Prior reading: Gradient Descent and Backpropagation | Loss Functions and Spaces
The Setup
An agent takes actions in an environment, receives rewards, and learns a policy $\pi(a|s)$ that maximizes expected cumulative reward.
$$\max_\pi \mathbb{E}\left[\sum_{t=0}^T \gamma^t r_t\right]$$
Where Are the Neural Nets?
Neural networks serve as function approximators for things that are too complex to represent exactly:
- Policy network: $\pi_\theta(a|s)$ — maps states to action probabilities
- Value network: $V_\phi(s)$ — estimates expected future reward from a state
- Q-network: $Q_\psi(s,a)$ — estimates expected future reward from a state-action pair
- World model (optional): $p_\omega(s'|s,a)$ — predicts next state
Without neural nets, RL only works for tiny state spaces (tabular methods). Neural nets let it scale to images, language, and continuous control.
Why RL Is So Hard
- Credit assignment: Which action caused the reward 1000 steps later?
- Exploration vs. exploitation: Try new things or do what's worked?
- Non-stationarity: The data distribution changes as the policy changes
- Sparse rewards: In many environments, reward is zero almost everywhere
- Sample efficiency: RL needs orders of magnitude more data than supervised learning
How RL Goes Wrong: Two Failure Modes
When an RL system behaves badly, there are two fundamentally different explanations:
Reward Hacking (The Spec Is Wrong)
The system maximizes the specified reward in an unintended way. The model is "right" — it's doing exactly what you asked for. You just asked for the wrong thing.
- A cleaning robot that covers messes with a blanket (mess out of sight → reward)
- A game agent that exploits physics bugs for points
- An LLM that produces confident-sounding nonsense to satisfy a helpfulness metric
The common thread: the reward function had a gap, and the optimizer found it.
Misalignment (The Model Is Wrong)
The system pursues a different objective than specified. The spec may be fine. The model learned something else.
- A mesa-optimizer pursuing an internally learned goal
- A deceptively aligned model that satisfies the reward during training but defects at deployment
- An agent that instrumentally cooperates until it's powerful enough not to
The common thread: the model's objectives diverge from the specified objectives.

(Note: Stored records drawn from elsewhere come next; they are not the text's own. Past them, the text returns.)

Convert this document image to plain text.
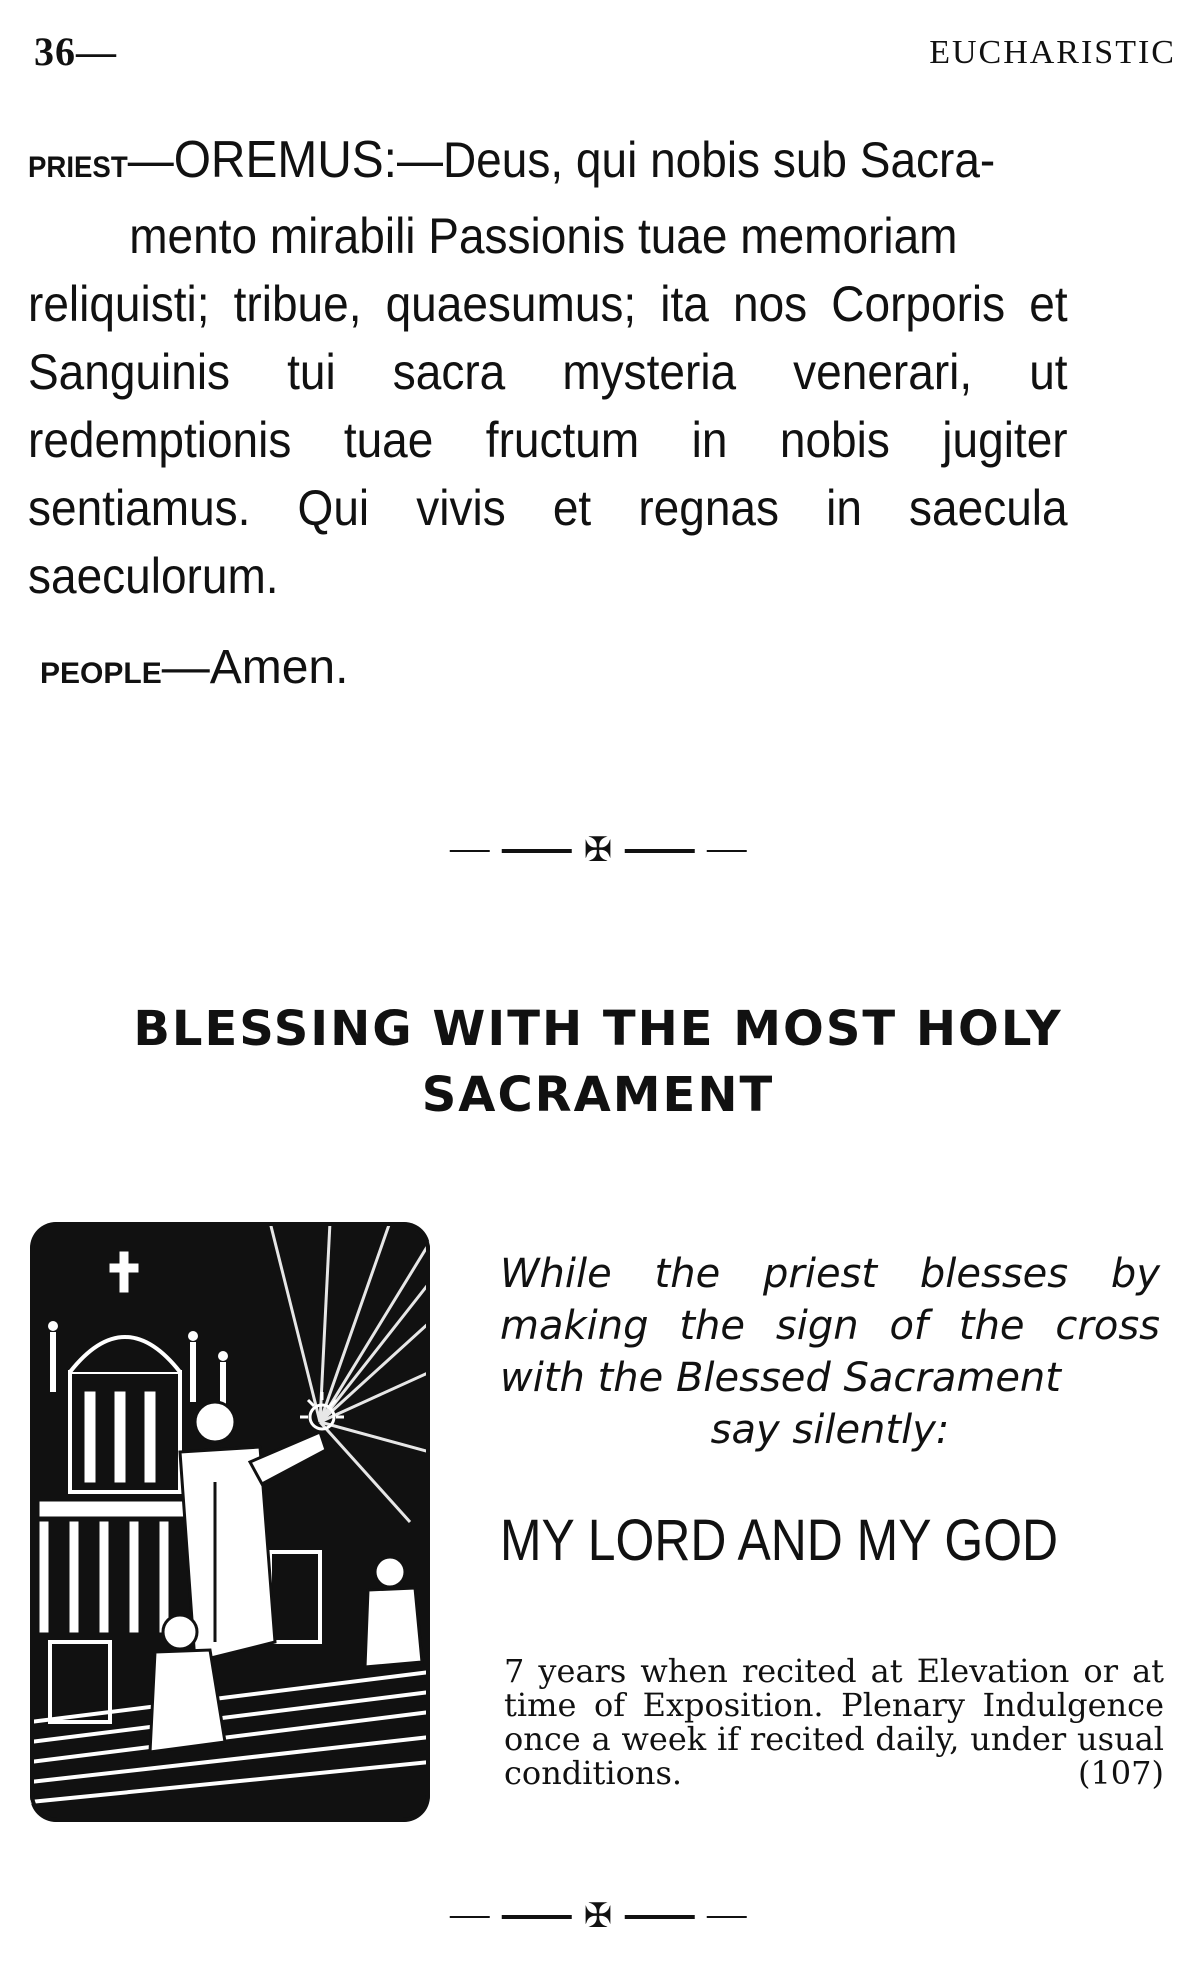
36—	EUCHARISTIC
PRIEST—OREMUS:—Deus, qui nobis sub Sacra-
mento mirabili Passionis tuae memoriam
reliquisti; tribue, quaesumus; ita nos Corporis et Sanguinis tui sacra mysteria venerari, ut redemptionis tuae fructum in nobis jugiter sentiamus. Qui vivis et regnas in saecula saeculorum.
PEOPLE—Amen.
✠
BLESSING WITH THE MOST HOLY
SACRAMENT
While the priest blesses by making the sign of the cross with the Blessed Sacrament
say silently:
MY LORD AND MY GOD
7 years when recited at Elevation or at time of Exposition. Plenary Indulgence once a week if recited daily, under usual conditions.	(107)
✠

Why the Distinction Matters
- Reward hacking is fixable (in principle) by improving the specification
- Misalignment is not fixable by better specs alone — the model may understand the spec and choose not to follow it
- Different failure modes need different safety interventions
- Confusing the two leads to false confidence: "we fixed the reward function" doesn't help if the problem is misalignment
There's a third failure mode that doesn't fit neatly into either category: shield dependency. When a runtime safety mechanism works too well during training, the policy never learns to be safe on its own. The safety is real at the system level but absent at the component level. See Perfect Shields Create Unsafe Policies.